Peruanischer Kongress hebt Immunität auf
Fujimori droht Anklage wegen Verbrechen gegen Menschlichkeit

Das peruanische Parlament hat die Staatsanwaltschaft bevollmächtigt, den früheren Präsidenten Alberto Fujimori wegen Verbrechen gegen die Menschlichkeit anzuklagen. Einstimmig hob der Kongress am Montagabend in einer Sondersitzung die Immunität Fujimoris auf.

ap LIMA. Die Staatsanwaltschaft hat danach fünf Tage Zeit, wegen Anfang der 90er Jahre begangener Massaker Klage gegen den exilierten Exmachthaber einzureichen. Damit steigt der Druck auf Japan, den Politiker juristisch zur Verantwortung zu ziehen.

Der Kongress billigte den Bericht eines Untersuchungsausschusses, der Fujimori direkt für die Verbrechen der Todesschwadron Colina verantwortlich macht. Mitglieder der Gruppe erschossen 1991 in einem Wohnhaus in Lima 15 Menschen. 1992 entführte und ermordete die Gruppe neun Studenten und einen Professor der Universität La Cantuta. Mit den Massakern ging die Gruppe gegen mutmaßliche Sympathisanten der maoistischen Guerillaorganisation Leuchtender Pfad vor. Leiter von Colina war dem Bericht zufolge Fujimoris engster Vertrauter, der mittlerweile inhaftierte ehemalige Geheimdienstchef Vladimiro Montesinos. Der Bericht beruft sich auf Aussagen ehemaliger Militärführer und früherer Geheimdienstmitarbeiter sowie auf ein geheim aufgenommenes Video, in dem Montesinos angibt, Fujimori habe die Bluttaten angeordnet. Fujimori setzte sich im November vergangenen Jahres nach Japan ab und erhielt kurz danach die japanische Staatsbürgerschaft. Japan erklärte, den 63-Jährigen nicht an Peru auszuliefern, da die Verfassung die Auslieferung seiner Staatsbürger wegen im Ausland begangener Straftaten verbiete. Bisher war Fujimori in Peru nur wegen Pflichtversäumnis und Aufgabe seines Amtes angeklagt.

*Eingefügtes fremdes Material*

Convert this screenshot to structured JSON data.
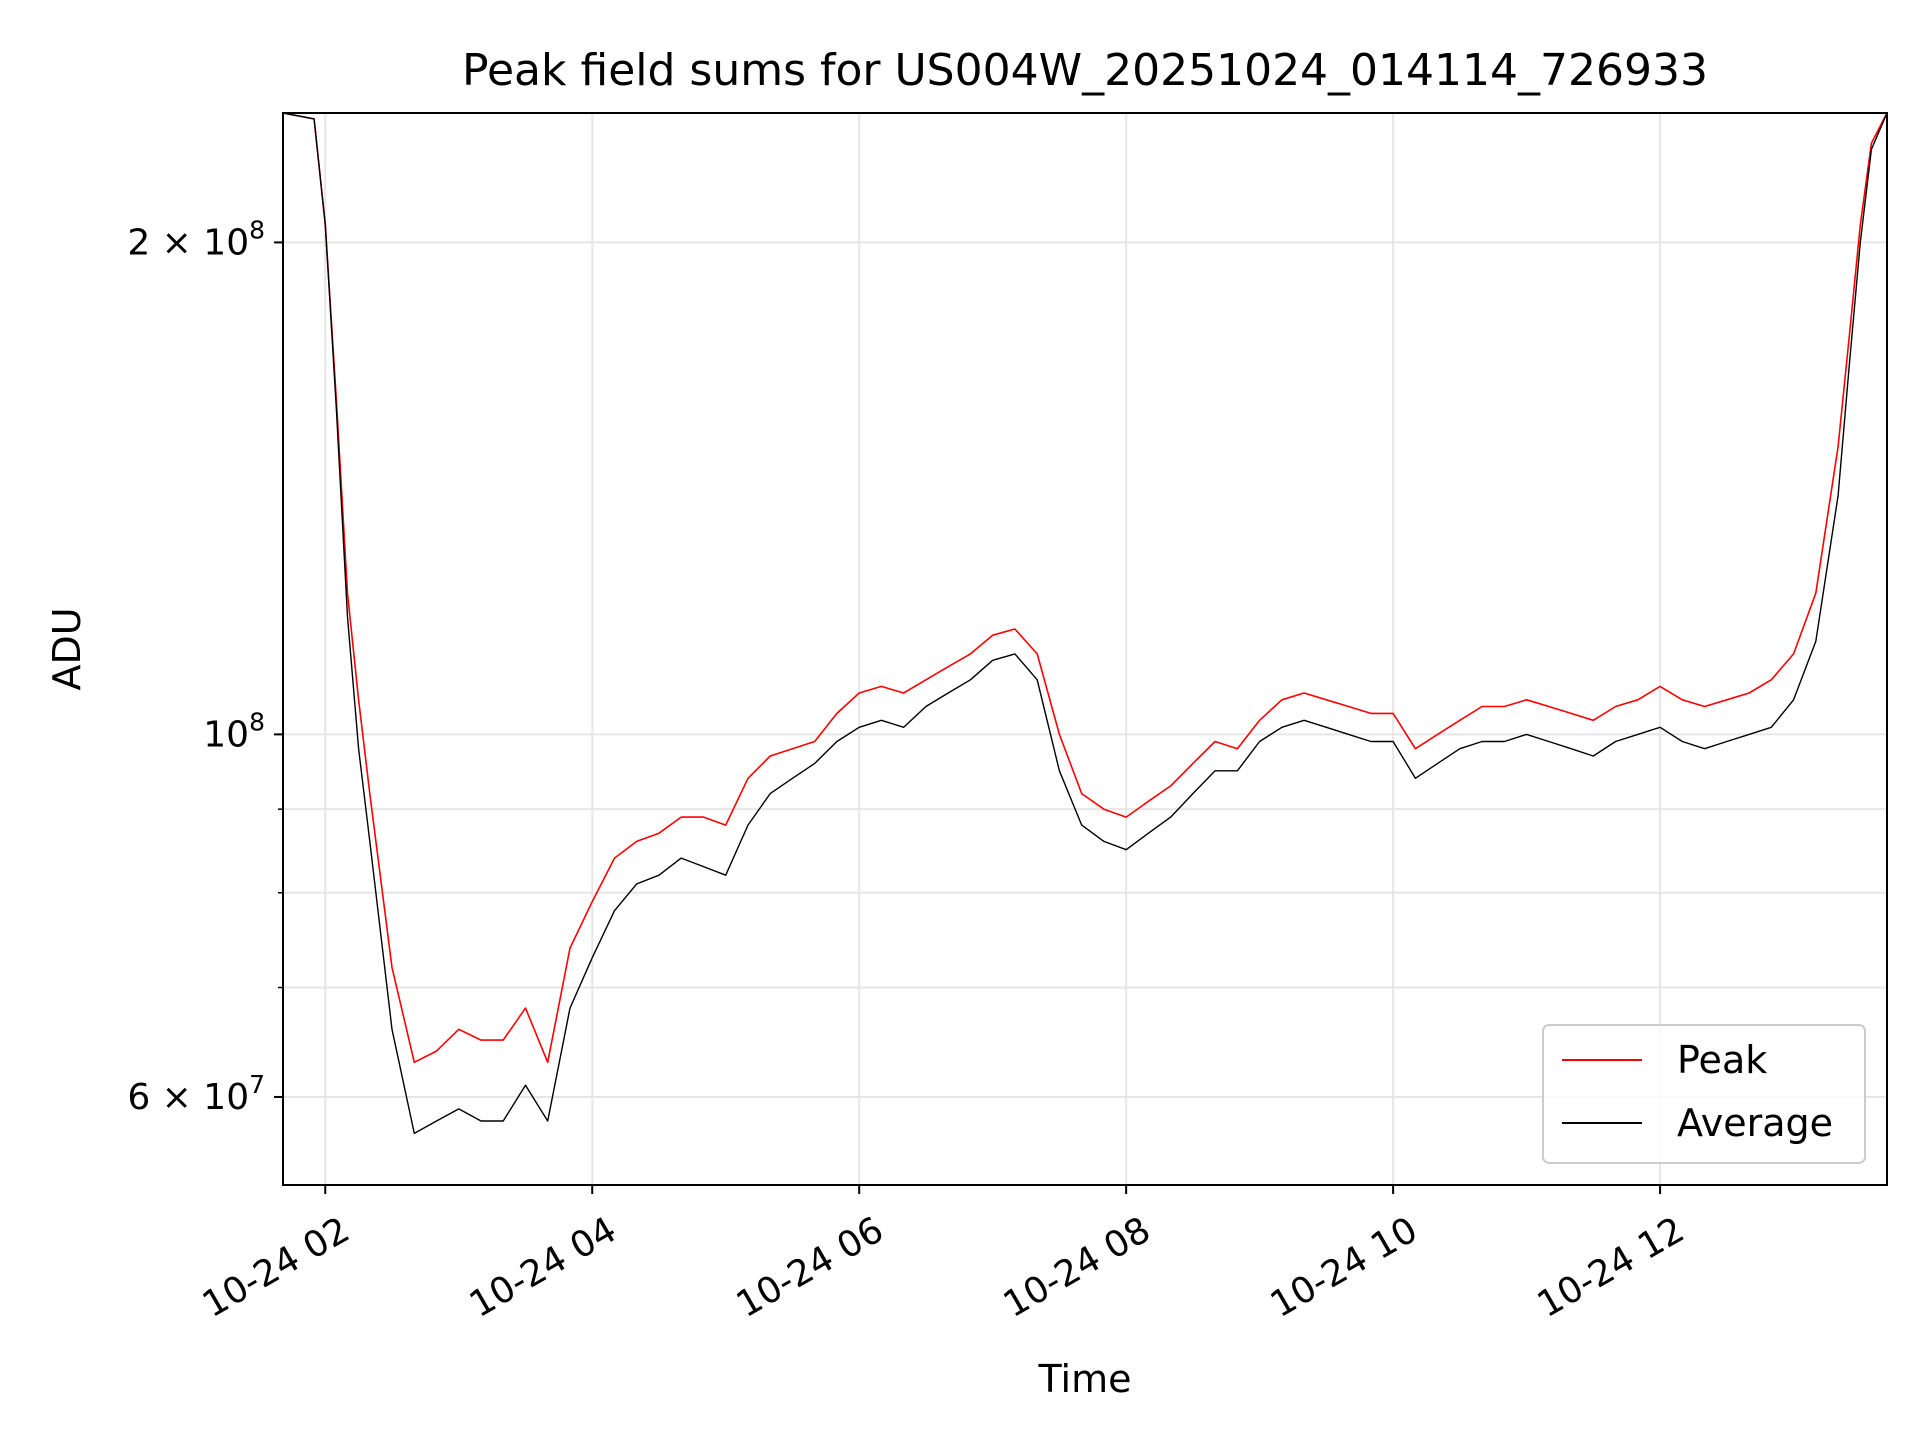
{
  "chart_data": {
    "type": "line",
    "title": "Peak field sums for US004W_20251024_014114_726933",
    "xlabel": "Time",
    "ylabel": "ADU",
    "y_scale": "log",
    "ylim": [
      53000000,
      240000000
    ],
    "xlim": [
      "2025-10-24T01:41:00",
      "2025-10-24T13:42:00"
    ],
    "grid": true,
    "legend_position": "lower-right",
    "x_ticks": [
      {
        "label": "10-24 02",
        "time": "2025-10-24T02:00:00"
      },
      {
        "label": "10-24 04",
        "time": "2025-10-24T04:00:00"
      },
      {
        "label": "10-24 06",
        "time": "2025-10-24T06:00:00"
      },
      {
        "label": "10-24 08",
        "time": "2025-10-24T08:00:00"
      },
      {
        "label": "10-24 10",
        "time": "2025-10-24T10:00:00"
      },
      {
        "label": "10-24 12",
        "time": "2025-10-24T12:00:00"
      }
    ],
    "y_ticks": [
      {
        "label_base": "6 × 10",
        "label_exp": "7",
        "value": 60000000
      },
      {
        "label_base": "10",
        "label_exp": "8",
        "value": 100000000
      },
      {
        "label_base": "2 × 10",
        "label_exp": "8",
        "value": 200000000
      }
    ],
    "y_minor_ticks": [
      70000000,
      80000000,
      90000000
    ],
    "series": [
      {
        "name": "Peak",
        "color": "#ff0000",
        "x": [
          "2025-10-24T01:41:00",
          "2025-10-24T01:55:00",
          "2025-10-24T02:00:00",
          "2025-10-24T02:05:00",
          "2025-10-24T02:10:00",
          "2025-10-24T02:15:00",
          "2025-10-24T02:20:00",
          "2025-10-24T02:30:00",
          "2025-10-24T02:40:00",
          "2025-10-24T02:50:00",
          "2025-10-24T03:00:00",
          "2025-10-24T03:10:00",
          "2025-10-24T03:20:00",
          "2025-10-24T03:30:00",
          "2025-10-24T03:40:00",
          "2025-10-24T03:50:00",
          "2025-10-24T04:00:00",
          "2025-10-24T04:10:00",
          "2025-10-24T04:20:00",
          "2025-10-24T04:30:00",
          "2025-10-24T04:40:00",
          "2025-10-24T04:50:00",
          "2025-10-24T05:00:00",
          "2025-10-24T05:10:00",
          "2025-10-24T05:20:00",
          "2025-10-24T05:30:00",
          "2025-10-24T05:40:00",
          "2025-10-24T05:50:00",
          "2025-10-24T06:00:00",
          "2025-10-24T06:10:00",
          "2025-10-24T06:20:00",
          "2025-10-24T06:30:00",
          "2025-10-24T06:40:00",
          "2025-10-24T06:50:00",
          "2025-10-24T07:00:00",
          "2025-10-24T07:10:00",
          "2025-10-24T07:20:00",
          "2025-10-24T07:30:00",
          "2025-10-24T07:40:00",
          "2025-10-24T07:50:00",
          "2025-10-24T08:00:00",
          "2025-10-24T08:10:00",
          "2025-10-24T08:20:00",
          "2025-10-24T08:30:00",
          "2025-10-24T08:40:00",
          "2025-10-24T08:50:00",
          "2025-10-24T09:00:00",
          "2025-10-24T09:10:00",
          "2025-10-24T09:20:00",
          "2025-10-24T09:30:00",
          "2025-10-24T09:40:00",
          "2025-10-24T09:50:00",
          "2025-10-24T10:00:00",
          "2025-10-24T10:10:00",
          "2025-10-24T10:20:00",
          "2025-10-24T10:30:00",
          "2025-10-24T10:40:00",
          "2025-10-24T10:50:00",
          "2025-10-24T11:00:00",
          "2025-10-24T11:10:00",
          "2025-10-24T11:20:00",
          "2025-10-24T11:30:00",
          "2025-10-24T11:40:00",
          "2025-10-24T11:50:00",
          "2025-10-24T12:00:00",
          "2025-10-24T12:10:00",
          "2025-10-24T12:20:00",
          "2025-10-24T12:30:00",
          "2025-10-24T12:40:00",
          "2025-10-24T12:50:00",
          "2025-10-24T13:00:00",
          "2025-10-24T13:10:00",
          "2025-10-24T13:20:00",
          "2025-10-24T13:25:00",
          "2025-10-24T13:30:00",
          "2025-10-24T13:35:00",
          "2025-10-24T13:42:00"
        ],
        "values": [
          240000000,
          238000000,
          205000000,
          160000000,
          122000000,
          105000000,
          92000000,
          72000000,
          63000000,
          64000000,
          66000000,
          65000000,
          65000000,
          68000000,
          63000000,
          74000000,
          79000000,
          84000000,
          86000000,
          87000000,
          89000000,
          89000000,
          88000000,
          94000000,
          97000000,
          98000000,
          99000000,
          103000000,
          106000000,
          107000000,
          106000000,
          108000000,
          110000000,
          112000000,
          115000000,
          116000000,
          112000000,
          100000000,
          92000000,
          90000000,
          89000000,
          91000000,
          93000000,
          96000000,
          99000000,
          98000000,
          102000000,
          105000000,
          106000000,
          105000000,
          104000000,
          103000000,
          103000000,
          98000000,
          100000000,
          102000000,
          104000000,
          104000000,
          105000000,
          104000000,
          103000000,
          102000000,
          104000000,
          105000000,
          107000000,
          105000000,
          104000000,
          105000000,
          106000000,
          108000000,
          112000000,
          122000000,
          150000000,
          175000000,
          205000000,
          230000000,
          240000000
        ]
      },
      {
        "name": "Average",
        "color": "#000000",
        "x": [
          "2025-10-24T01:41:00",
          "2025-10-24T01:55:00",
          "2025-10-24T02:00:00",
          "2025-10-24T02:05:00",
          "2025-10-24T02:10:00",
          "2025-10-24T02:15:00",
          "2025-10-24T02:20:00",
          "2025-10-24T02:30:00",
          "2025-10-24T02:40:00",
          "2025-10-24T02:50:00",
          "2025-10-24T03:00:00",
          "2025-10-24T03:10:00",
          "2025-10-24T03:20:00",
          "2025-10-24T03:30:00",
          "2025-10-24T03:40:00",
          "2025-10-24T03:50:00",
          "2025-10-24T04:00:00",
          "2025-10-24T04:10:00",
          "2025-10-24T04:20:00",
          "2025-10-24T04:30:00",
          "2025-10-24T04:40:00",
          "2025-10-24T04:50:00",
          "2025-10-24T05:00:00",
          "2025-10-24T05:10:00",
          "2025-10-24T05:20:00",
          "2025-10-24T05:30:00",
          "2025-10-24T05:40:00",
          "2025-10-24T05:50:00",
          "2025-10-24T06:00:00",
          "2025-10-24T06:10:00",
          "2025-10-24T06:20:00",
          "2025-10-24T06:30:00",
          "2025-10-24T06:40:00",
          "2025-10-24T06:50:00",
          "2025-10-24T07:00:00",
          "2025-10-24T07:10:00",
          "2025-10-24T07:20:00",
          "2025-10-24T07:30:00",
          "2025-10-24T07:40:00",
          "2025-10-24T07:50:00",
          "2025-10-24T08:00:00",
          "2025-10-24T08:10:00",
          "2025-10-24T08:20:00",
          "2025-10-24T08:30:00",
          "2025-10-24T08:40:00",
          "2025-10-24T08:50:00",
          "2025-10-24T09:00:00",
          "2025-10-24T09:10:00",
          "2025-10-24T09:20:00",
          "2025-10-24T09:30:00",
          "2025-10-24T09:40:00",
          "2025-10-24T09:50:00",
          "2025-10-24T10:00:00",
          "2025-10-24T10:10:00",
          "2025-10-24T10:20:00",
          "2025-10-24T10:30:00",
          "2025-10-24T10:40:00",
          "2025-10-24T10:50:00",
          "2025-10-24T11:00:00",
          "2025-10-24T11:10:00",
          "2025-10-24T11:20:00",
          "2025-10-24T11:30:00",
          "2025-10-24T11:40:00",
          "2025-10-24T11:50:00",
          "2025-10-24T12:00:00",
          "2025-10-24T12:10:00",
          "2025-10-24T12:20:00",
          "2025-10-24T12:30:00",
          "2025-10-24T12:40:00",
          "2025-10-24T12:50:00",
          "2025-10-24T13:00:00",
          "2025-10-24T13:10:00",
          "2025-10-24T13:20:00",
          "2025-10-24T13:25:00",
          "2025-10-24T13:30:00",
          "2025-10-24T13:35:00",
          "2025-10-24T13:42:00"
        ],
        "values": [
          240000000,
          238000000,
          205000000,
          158000000,
          118000000,
          98000000,
          86000000,
          66000000,
          57000000,
          58000000,
          59000000,
          58000000,
          58000000,
          61000000,
          58000000,
          68000000,
          73000000,
          78000000,
          81000000,
          82000000,
          84000000,
          83000000,
          82000000,
          88000000,
          92000000,
          94000000,
          96000000,
          99000000,
          101000000,
          102000000,
          101000000,
          104000000,
          106000000,
          108000000,
          111000000,
          112000000,
          108000000,
          95000000,
          88000000,
          86000000,
          85000000,
          87000000,
          89000000,
          92000000,
          95000000,
          95000000,
          99000000,
          101000000,
          102000000,
          101000000,
          100000000,
          99000000,
          99000000,
          94000000,
          96000000,
          98000000,
          99000000,
          99000000,
          100000000,
          99000000,
          98000000,
          97000000,
          99000000,
          100000000,
          101000000,
          99000000,
          98000000,
          99000000,
          100000000,
          101000000,
          105000000,
          114000000,
          140000000,
          168000000,
          200000000,
          228000000,
          240000000
        ]
      }
    ]
  }
}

Die peruanische Regierung hofft, dass nach einer Anklage wegen Verbrechen gegen die Menschlichkeit Japan Fujimori entweder selbst vor Gericht stellen oder an ein internationales Tribunal überstellen wird, da Tokio internationale Menschenrechtsabkommen unterzeichnet hat. Ein japanischer Rechtsexperte hielt dies jedoch für äußerst zweifelhaft. Für ein solches Verfahren müsse Fujimori nicht bloß Kenntnis der Todesschwadron nachgewiesen werden, sondern eine direkte Beteiligung, sagte Kazuo Ito.

Fujimori hatte Peru von 1990 bis 2000 autokratisch regiert. Im Mai 2000 wurde er in einer von Betrugsvorwürfen überschatteten Wahl zum dritten Mal gewählt, obwohl die Verfassung nur zweiten Amtszeiten zuließ. Das Ende der Ära Fujimori begann im September vergangenen Jahres: Damals wurde ein Video veröffentlicht, das Montesinos bei der Bestechung eines Abgeordneten zeigt.